En esa primera etapa fueron arrestados el exdirector de SeNaSa, Santiago Marcelo F. Hazim Albainy, señalado por el órgano acusador como cabecilla del entramado, y otros imputados.
Entre ellos figuran Gustavo Enrique Messina Cruz, Francisco Iván Minaya Pérez, Germán Rafael Robles Quiñones, Rafael Luis Martínez Hazim y Ramón Alan Speakler Mateo.
El pasado 5 de agosto, el Séptimo Juzgado de la Instrucción del Distrito Nacional ratificó la prisión preventiva de 18 meses impuesta a Hazim Albainy y a otros procesados. Ada Ledesma Ubiera cumple arresto domiciliario, luego de que se le variara la medida por razones de salud.
El proceso también involucra a Cinty Acosta Sención, Heidi Mariela Pineda Perdomo y Eduardo Read Estrella, quienes recibieron medidas de coerción que incluyen arresto domiciliario, garantías económicas e impedimento de salida del país.
Asimismo, Ángel Luis Guzmán Vásquez permanece bajo prisión preventiva, medida ratificada el pasado 30 de julio.
A los imputados se les atribuyen, entre otros delitos, coalición de funcionarios, prevaricación, asociación de malhechores, soborno, estafa contra el Estado, desfalco, falsificación y lavado de activos.
Según el Ministerio Público, la investigación ha permitido reunir evidencias de presuntos sobornos, alteración de estados financieros y utilización de programas especiales sin sustento jurídico para distraer fondos.
Investigación también alcanza al sector oncológico
Como parte de las líneas de investigación relacionadas con el caso, el Ministerio Público puso en marcha en junio la Operación Onco14, que derivó en el arresto de tres personas por su presunta vinculación con maniobras fraudulentas contra el Patronato Cibaeño Contra el Cáncer, el Instituto Oncológico Regional del Cibao (IORC), pacientes y SeNaSa.
Por ese caso fueron arrestados Héctor Antonio Lora Cruceta, expresidente del consejo del Patronato; su esposa, Luisa Yasiris Guzmán, y su exesposa Dilcia Isabel Vargas Sánchez, quien ocupó funciones directivas y de auditoría en la entidad.

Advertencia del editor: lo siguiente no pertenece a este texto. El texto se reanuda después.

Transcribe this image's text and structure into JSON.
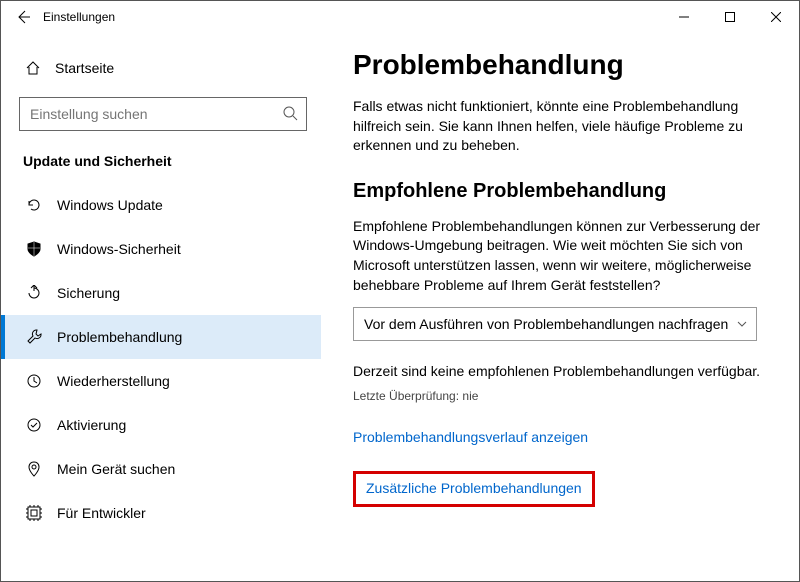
{
  "window": {
    "title": "Einstellungen"
  },
  "sidebar": {
    "home": "Startseite",
    "search_placeholder": "Einstellung suchen",
    "section": "Update und Sicherheit",
    "items": [
      {
        "label": "Windows Update"
      },
      {
        "label": "Windows-Sicherheit"
      },
      {
        "label": "Sicherung"
      },
      {
        "label": "Problembehandlung"
      },
      {
        "label": "Wiederherstellung"
      },
      {
        "label": "Aktivierung"
      },
      {
        "label": "Mein Gerät suchen"
      },
      {
        "label": "Für Entwickler"
      }
    ]
  },
  "main": {
    "title": "Problembehandlung",
    "intro": "Falls etwas nicht funktioniert, könnte eine Problembehandlung hilfreich sein. Sie kann Ihnen helfen, viele häufige Probleme zu erkennen und zu beheben.",
    "recommended_title": "Empfohlene Problembehandlung",
    "recommended_desc": "Empfohlene Problembehandlungen können zur Verbesserung der Windows-Umgebung beitragen. Wie weit möchten Sie sich von Microsoft unterstützen lassen, wenn wir weitere, möglicherweise behebbare Probleme auf Ihrem Gerät feststellen?",
    "dropdown_value": "Vor dem Ausführen von Problembehandlungen nachfragen",
    "status": "Derzeit sind keine empfohlenen Problembehandlungen verfügbar.",
    "last_check": "Letzte Überprüfung: nie",
    "link_history": "Problembehandlungsverlauf anzeigen",
    "link_additional": "Zusätzliche Problembehandlungen"
  }
}
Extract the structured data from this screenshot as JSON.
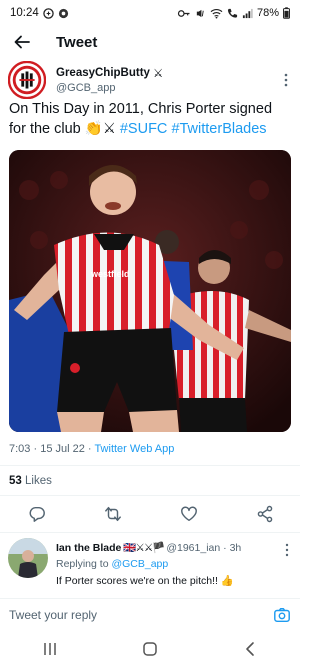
{
  "status_bar": {
    "time": "10:24",
    "battery": "78%"
  },
  "header": {
    "title": "Tweet"
  },
  "tweet": {
    "author_name": "GreasyChipButty",
    "author_emoji": "⚔",
    "author_handle": "@GCB_app",
    "text_before": "On This Day in 2011, Chris Porter signed for the club ",
    "text_emoji": "👏⚔",
    "hashtags": [
      "#SUFC",
      "#TwitterBlades"
    ],
    "photo_sponsor": "westfield",
    "time": "7:03",
    "date": "15 Jul 22",
    "source": "Twitter Web App",
    "likes_count": "53",
    "likes_label": "Likes"
  },
  "reply": {
    "name": "Ian the Blade",
    "flags": "🇬🇧⚔⚔🏴",
    "handle": "@1961_ian",
    "age": "3h",
    "replying_to_label": "Replying to",
    "replying_to_handle": "@GCB_app",
    "text": "If Porter scores we're on the pitch!! 👍"
  },
  "compose": {
    "placeholder": "Tweet your reply"
  },
  "colors": {
    "accent": "#1d9bf0",
    "secondary_text": "#536471",
    "divider": "#eff3f4"
  },
  "icons": [
    "back-arrow-icon",
    "more-icon",
    "reply-icon",
    "retweet-icon",
    "like-icon",
    "share-icon",
    "camera-icon",
    "recent-apps-icon",
    "home-icon",
    "back-icon"
  ]
}
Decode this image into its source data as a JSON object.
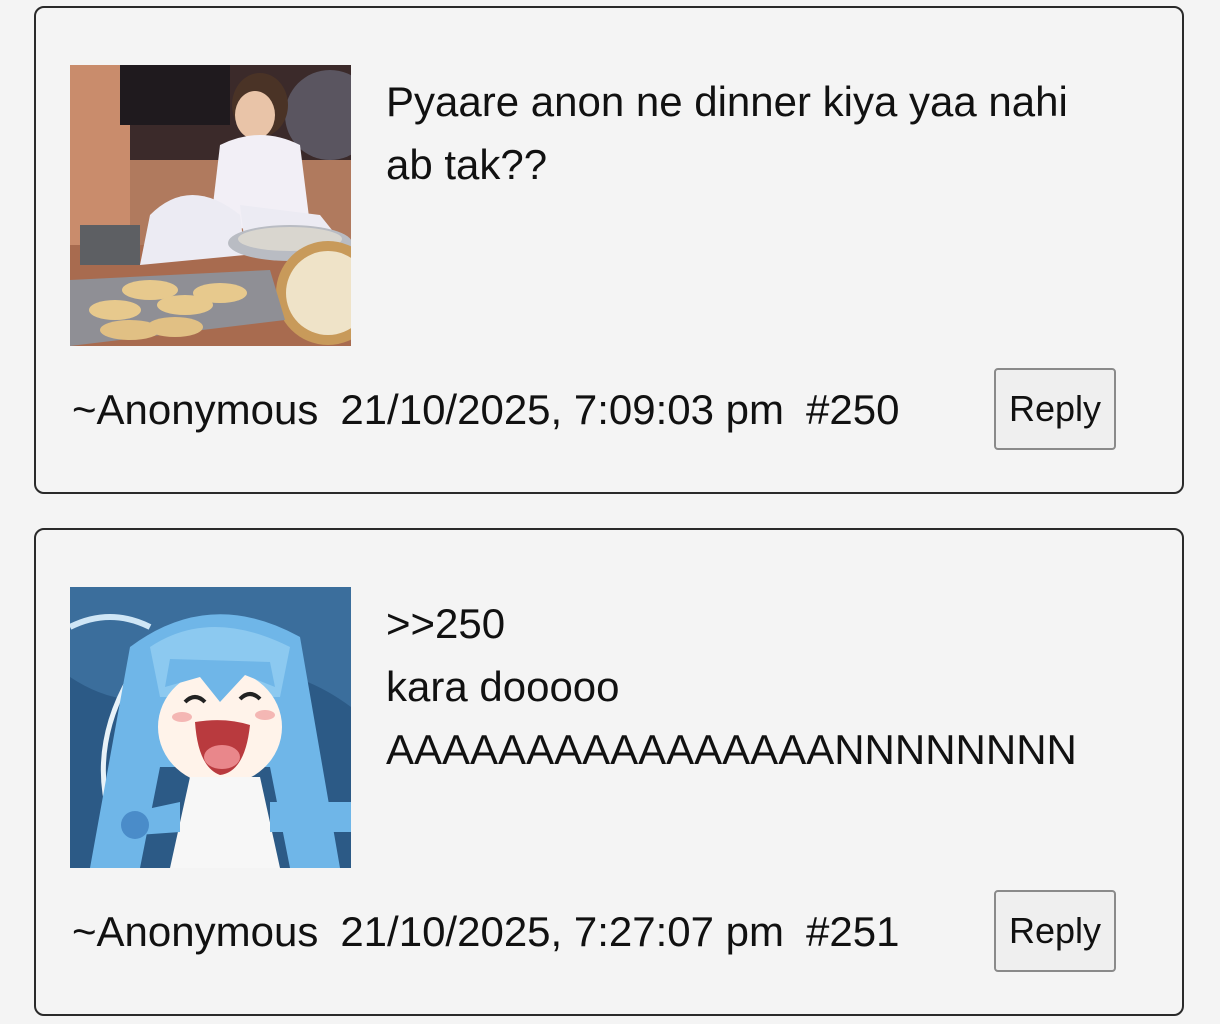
{
  "posts": [
    {
      "image_alt": "photo-thumbnail",
      "lines": [
        "Pyaare anon ne dinner kiya yaa nahi",
        "ab tak??"
      ],
      "author": "~Anonymous",
      "timestamp": "21/10/2025, 7:09:03 pm",
      "number": "#250",
      "reply_label": "Reply"
    },
    {
      "image_alt": "anime-thumbnail",
      "lines": [
        ">>250",
        "kara dooooo",
        "AAAAAAAAAAAAAAAANNNNNNNN"
      ],
      "author": "~Anonymous",
      "timestamp": "21/10/2025, 7:27:07 pm",
      "number": "#251",
      "reply_label": "Reply"
    }
  ]
}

El caso fue declarado complejo en Santiago. Lora Cruceta y Guzmán cumplen prisión preventiva, mientras que Vargas Sánchez permanece bajo arresto domiciliario.
De acuerdo con la investigación, los imputados y varias entidades vinculadas habrían utilizado mecanismos como doble facturación a SeNaSa, uso de sellos médicos falsos, entrega incompleta de medicamentos y cobros por servicios no suministrados.
El órgano acusador también investiga presuntas irregularidades relacionadas con medicamentos donados, gastos de representación, reembolsos, cirugías estéticas en instalaciones del oncológico, sabotaje digital y lavado de activos.
El Ministerio Público sostiene que las maniobras investigadas habrían permitido desviar recursos del patronato y de SeNaSa. Los señalados mantienen su condición de imputados y corresponde a los tribunales determinar su responsabilidad penal.